A few months ago I came across a research article titled The Mundanity of Excellence: An Ethnographic Report on Stratification and Olympic Swimmers, by Dr. Daniel F. Chambliss. If I would have came across this article two years ago, I probably would have focused my dissertation research on something along these lines, with a emphasis on throwers in track & field.
A couple of weeks ago, on my way back from an early childhood education meeting in Albany, I contacted Dr. Chambliss to see if I could meet with him on my way back to Rochester. To my delight, he agreed to give me an hour of his time. Dr. Chambliss is a distinguished professor of Sociology at Hamilton College, located in Clinton, NY. It is about a two hour drive from Rochester.
I was more nervous than anything when we met. It was my first time speaking to someone who had such an interest in Olympic athletes as I do. In 1988, Dr. Chambliss published a book titled Champions: The Making of Olympic Swimmers. If you have not read this book, and are interested in Olympic level performance, you need to. A link to purchase his book can be found here www.amazon.com/gp/offer-listing/0688076181/ref=tmm_hrd_used_olp_sr?ie=UTF8&condition=used&qid=1488309791&sr=8-15
One of the first questions I asked Dr. Chambliss was about how he got the idea to research Olympic swimmers. He told me he was a local club swimming coach in Clinton, and was recently hired by Hamilton College. As is with most colleges/universities, professors are required to have a certain amount of publications within a certain amount of years before being granted tenure. He spoke to his then dean and inquired about learning more about the development of Olympic Swimmers. At the suggestion of his dean, rather than write the Mission Viejo Nadadores Swim Club a letter asking about the research opportunity, his dean told him to, "just show up." And off he went.

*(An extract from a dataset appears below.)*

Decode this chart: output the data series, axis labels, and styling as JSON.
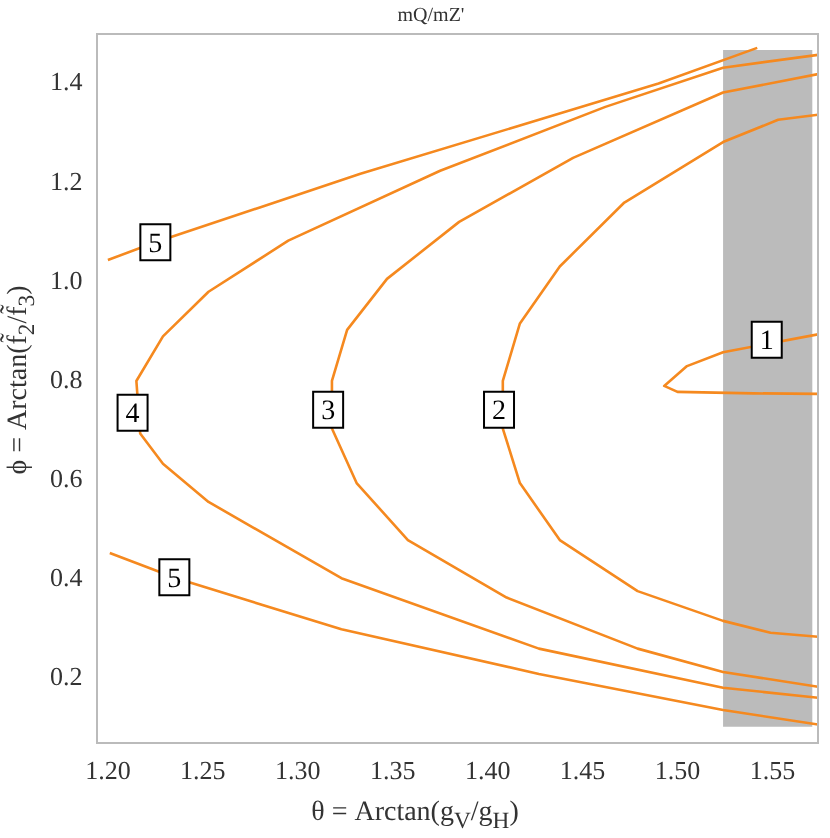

We also spoke about buy-in and getting the most out of your athletes. Dr. Chambliss shared with me that he and then assistant coach were going to tell their current athletes and families that they would be traveling to a major competition within the next three to six months, and that they would bring anyone on the team that made the qualifying times. At the time they suggested this to their athletes and families, not one of the athletes on the team had hit the qualifying times. Well, in that short amount of time, about eight athletes had indeed qualified. Dr. Chambliss simply told me they raised the expectations of the team by suggesting they would be going to a bigger meet with better competition. His athletes became more enthusiastic about training, and quickly qualified for the major competition.